Plaintiff responded that applying test three “was not the ALJ’s assigned task,” but
he was required to apply test one in accordance with the remand order. (Pl. Resp. 1-2).
He argues that because of the passage of time an ALJ will be unable to develop evidence
regarding what an unimpaired self-employed individual earned in a similar job in the
relevant community during the relevant time in accordance with test three of the
regulation, and that the Commissioner should not “be given a third bite of the apple.” Id.
at 3-4 (emphasis in original). He argues that reversal and remand for an immediate award
of benefits is appropriate in this case because it has been more than eleven years since the
claimant first applied for DIB in 2007, and she has died in the interim. (Pl. Resp. 5-9)
(citing cases supporting the proposition). The Commissioner replies that on remand she
was not precluded from considering all the tests regarding SGA, in accordance with the
regulation, because the court in the prior case determined that the ALJ had not correctly
applied test one, and the regulation requires that if test one is not met, the SSA “will
consider tests two and three.” (Reply 2) (quoting 20 C.F.R. § 404.1575(a)(2)). She
reiterates her argument that remand for additional fact finding is necessary, and
distinguishes the cases cited by Plaintiff in seeking an immediate award of benefits. Id.
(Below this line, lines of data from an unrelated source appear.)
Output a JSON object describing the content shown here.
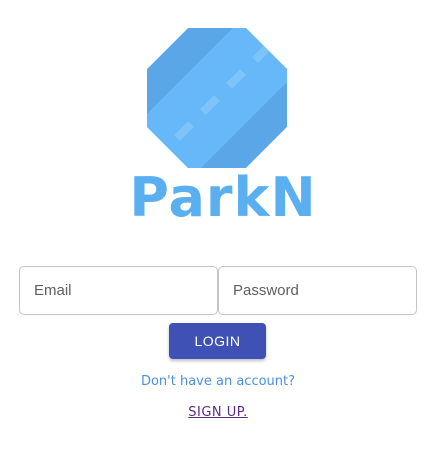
{
  "app": {
    "brand_name": "ParkN",
    "logo_icon": "road-octagon-icon"
  },
  "form": {
    "email_placeholder": "Email",
    "password_placeholder": "Password",
    "login_label": "LOGIN"
  },
  "footer": {
    "question": "Don't have an account?",
    "signup_label": "SIGN UP."
  },
  "colors": {
    "brand": "#5aaff0",
    "logo_dark": "#5aa6e6",
    "logo_light": "#66b8f8",
    "logo_dashes": "#7fc4f8",
    "button": "#3f51b5",
    "link_question": "#4a90e2",
    "link_signup": "#5b2a86"
  }
}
The court accepts the parties’ representation that the ALJ erred in evaluating the
claimant’s work activity in 2007 and 2008 and that remand is necessary in this case. The
issues are whether the ALJ exceeded the scope of the remand in this case and whether
remand for an immediate award of benefits is appropriate in the circumstances.
Scope of the Remand
In its decision in the earlier case, the district court found “that the Commissioner’s
decision is not supported by substantial evidence” and “reversed and remanded for
further proceedings.” (R. 372). The court first found that the Commissioner’s action
constituted a denial of benefits rather than a termination of benefits and it was the
claimant’s burden to “establish that she was not performing substantial gainful activity”
in 2007 and 2008. (R. 376). Thereafter, it considered the specific issue of substantial
gainful activity. Id. 376-80. The court concluded its analysis:
Here, the AU discussed in detail plaintiff s 2007 and 2008 tax returns but
provided no analysis as to whether this reported income was all “earned.”
Nor did she provide any analysis as to whether any of the above listed items
needed to be deducted to determine plaintiff’s “countable income.” The
ALJ’s decision should include a proper discussion of substantial income on
Id. at 380. It then ordered remand “for further proceedings consistent with this
memorandum and order.” Id.
The ALJ is correct that “the Appeals Council has directed the undersigned to
further evaluate the claimant’s work activity in accordance with 20 CFR 404.1575 and
Social Security Ruling 83-34 and make new findings regarding whether the claimant
engaged in substantial gainful activity after the alleged onset date.” (R. 346) see also (R.
388) (same). And, the Appeals Council’s understanding of the court order is correct.
While it is true that the court found that the ALJ in the earlier decision applied test one
for determining whether the claimant engaged in substantial gainful activity during the
period from January 2007 through December 2008 (R. 378-79), it did not find that test
one was exclusive, and it did not remand for the limited purpose of properly applying test
one. Rather, it noted that “[t]he ALJ’s decision should include a proper discussion of
substantial income on remand.” (R. 380). Moreover, the court quoted the entirety of 20
C.F.R. § 404.1575(a)(2) which included the instruction that “[i]f you have not engaged in
substantial gainful activity under test one, then we will consider tests two and three.” (R.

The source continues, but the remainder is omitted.